Thursday, 31 March 2011

Dr. Black, Mr. Hyde (1976).

Another blacksploitation horror movie from director William Crain (who gave us the highly enjoyable Blacula), Dr. Black, Mr. Hyde sadly fails as an enteraining horror movie, though it does provide unintentional laughs and is hardly ever dull.
The story, as you may have guessed from the title, is a riff on the classic tale by Robert Louis Stevenson. Bernie Casey plays Dr. Henry Pride, a good man who is desperately trying to develop a completed formula that will regenerate liver cells. Just when he thinks he’s got it all sorted he decides to test it on a lab rat, which turns white and attacks the other rats. A bad sign, you may have thought, but Dr. Pride takes this as a sign to first inject an elderly female patient and then, a little while later, inject himself. The transformation is instant, Dr. Pride immediately turns white (Stan Winston is credited as the special effects guy here but I can only assume he was simply in charge of buying the flour and throwing it on Casey’s face) and homicidal.

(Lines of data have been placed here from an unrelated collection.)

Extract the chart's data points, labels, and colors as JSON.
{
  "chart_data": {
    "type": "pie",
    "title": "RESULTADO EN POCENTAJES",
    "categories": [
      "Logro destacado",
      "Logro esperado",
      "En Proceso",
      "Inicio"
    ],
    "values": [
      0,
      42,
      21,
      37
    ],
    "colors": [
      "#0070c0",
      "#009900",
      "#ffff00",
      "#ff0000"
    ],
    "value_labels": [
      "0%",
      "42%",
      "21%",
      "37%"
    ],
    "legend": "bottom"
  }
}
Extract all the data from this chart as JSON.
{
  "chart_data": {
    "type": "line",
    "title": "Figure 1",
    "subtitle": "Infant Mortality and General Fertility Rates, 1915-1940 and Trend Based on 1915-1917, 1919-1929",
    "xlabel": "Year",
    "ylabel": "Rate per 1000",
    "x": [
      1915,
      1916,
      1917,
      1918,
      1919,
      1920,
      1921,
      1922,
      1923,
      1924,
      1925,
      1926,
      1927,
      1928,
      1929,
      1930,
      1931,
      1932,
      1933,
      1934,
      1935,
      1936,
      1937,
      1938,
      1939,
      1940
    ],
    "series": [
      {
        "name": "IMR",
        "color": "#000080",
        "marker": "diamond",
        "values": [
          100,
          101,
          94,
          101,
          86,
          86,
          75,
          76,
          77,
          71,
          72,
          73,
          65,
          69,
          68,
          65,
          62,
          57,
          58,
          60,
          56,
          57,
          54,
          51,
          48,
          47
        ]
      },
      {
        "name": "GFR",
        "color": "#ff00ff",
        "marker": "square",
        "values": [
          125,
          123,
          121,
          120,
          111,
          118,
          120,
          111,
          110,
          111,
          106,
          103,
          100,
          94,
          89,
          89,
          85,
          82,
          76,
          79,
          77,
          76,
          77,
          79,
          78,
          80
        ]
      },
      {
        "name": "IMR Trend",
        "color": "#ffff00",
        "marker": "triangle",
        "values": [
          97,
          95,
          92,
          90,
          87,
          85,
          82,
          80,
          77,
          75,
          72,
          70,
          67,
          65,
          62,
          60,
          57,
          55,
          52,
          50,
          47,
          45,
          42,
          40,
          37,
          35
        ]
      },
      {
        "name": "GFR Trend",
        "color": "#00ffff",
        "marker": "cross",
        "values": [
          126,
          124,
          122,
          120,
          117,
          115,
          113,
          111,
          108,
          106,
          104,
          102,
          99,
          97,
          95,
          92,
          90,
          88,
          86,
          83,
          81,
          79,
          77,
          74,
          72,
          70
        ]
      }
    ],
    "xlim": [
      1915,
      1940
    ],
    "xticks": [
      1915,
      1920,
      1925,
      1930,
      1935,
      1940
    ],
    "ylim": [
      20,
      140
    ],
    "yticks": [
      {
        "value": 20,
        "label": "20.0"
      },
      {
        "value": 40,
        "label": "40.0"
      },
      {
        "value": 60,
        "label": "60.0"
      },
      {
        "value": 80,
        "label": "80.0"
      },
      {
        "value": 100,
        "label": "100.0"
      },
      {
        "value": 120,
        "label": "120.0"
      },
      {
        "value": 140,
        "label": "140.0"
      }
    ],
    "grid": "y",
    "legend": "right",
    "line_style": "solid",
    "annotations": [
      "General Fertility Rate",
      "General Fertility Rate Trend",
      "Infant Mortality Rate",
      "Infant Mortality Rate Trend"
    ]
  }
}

You can have fun watching Dr. Black, Mr. Hyde, really you can, but it’s not the kind of fun you have while a movie carries you along on an enjoyable journey. Nope, this is the kind of fun you have simply by pointing and laughing. Which is still fun.
The script by Larry LeBron (from a story by Lawrence Woolner though that credit should go, surely, to Mr. Stevenson) is pretty awful in places. The whole thing is badly dated, and that’s not helped by the stereotypical pimp character (complete with pimp hat), completely unbelievable and doesn’t even come close to being scary once. Actually, to be fair, there is one good jump scare. That’s it.
Casey does well in the main role but he’s weighed down by clunky dialogue and then the indignity of the flour-faced performance that he has to give. Marie O’Henry is so-so as the prostitute/patient Linda, someone the doctor wants to help until the serum takes over. Ji-Tu Cumbuka steals his scenes once again (he also played Skillet in Blacula) as a verbose lieutenant trying to catch whoever is responsible for the spate of murders on his turf.
After a plodding start that tries to establish the character and the reason why the serum exists, the movie does lift itself gradually but it never gets too far before the ridiculous “monster” and unappealing cinematography bring it back down again. The soundtrack is another area in which the movie is lacking, almost as if nobody could work up the enthusiasm to wrote any decent music accompanying such lacklustre visuals. Overall, it’s easy to say that this entire movie could do with a shot in the arm. Ironically.